His first post-doctoral position, as part of the (then) Glaxo Wellcome Action TB initiative, examined how Mycobacterium tuberculosis adapted to changes in oxygen tension. In 1999 he undertook a post-doctoral position with Prof. Ian MacLennan examining how antibody responses develop and are regulated. This led to his first independent position in Birmingham in January 2005 as a tenure-track RCUK Roberts Academic Fellow studying how immune responses develop to pathogens and vaccines.
Adam was made Senior Research Fellow in October 2009, Senior Lecturer in June 2010, Reader in October 2010 and Professor of Functional Immunity in August 2011.
Adam's contributions to recent COVID-19- relevant research have led to the development of a new ELISA test to detect antibodies to SARS-CoV-2, shown the test can confirm SARS-CoV-2 infection in children diagnosed with a newly identified multi-system inflammatory syndrome (PIMS-TS), shown the level of previous infection can vary in different health care workers in a hospital setting, and identified how antibodies can be obtained from blood spots on paper - providing a cheap and scalable way to enhance antibody testing in high and low income settings.
Prof.

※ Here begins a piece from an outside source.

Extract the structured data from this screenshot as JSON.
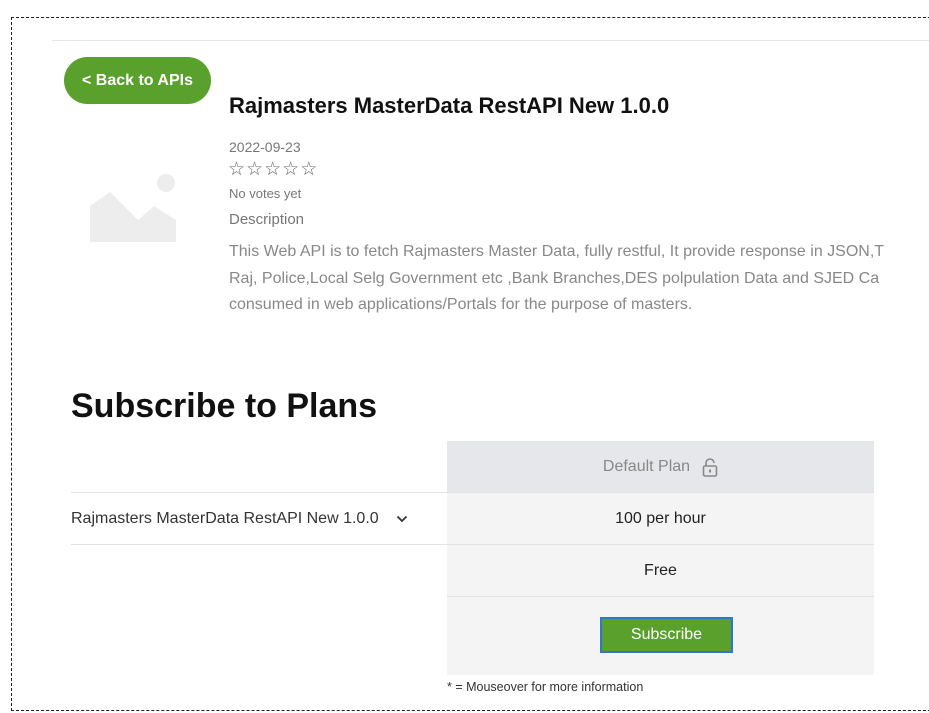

David Russell-Jones
Professor of Diabetes and Endocrinology, University of Surrey
Prof. David Russell-Jones Qualified from Guy's
and St Thomas' Hospital medical school in 1985.
He went on to become a Senior lecturer at Guy's
and St Thomas' and Consultant Physician.
In 1998 he was appointed Professor of Diabetes and Endocrinology at the University of Surrey and consultant physician at the Royal Surrey County Hospital. His department has since attracted large research grants and has been highly rated in the University assessment exercise.
David's research interests include the use of stable isotopes to understand peptide hormone physiology and The Wolfson Foundation funded his mass spectrometry unit.
David has also been principal investigator on a number of international clinical trials. He has published widely on insulin, GLP-1 RAs, IGF-I and Growth Hormone. He has been invited speaker at many International meetings including DUK, EASD, ADA and GRS.
During the Corona virus pandemic David was asked to set up a Covid-19 ward and has published on the disease.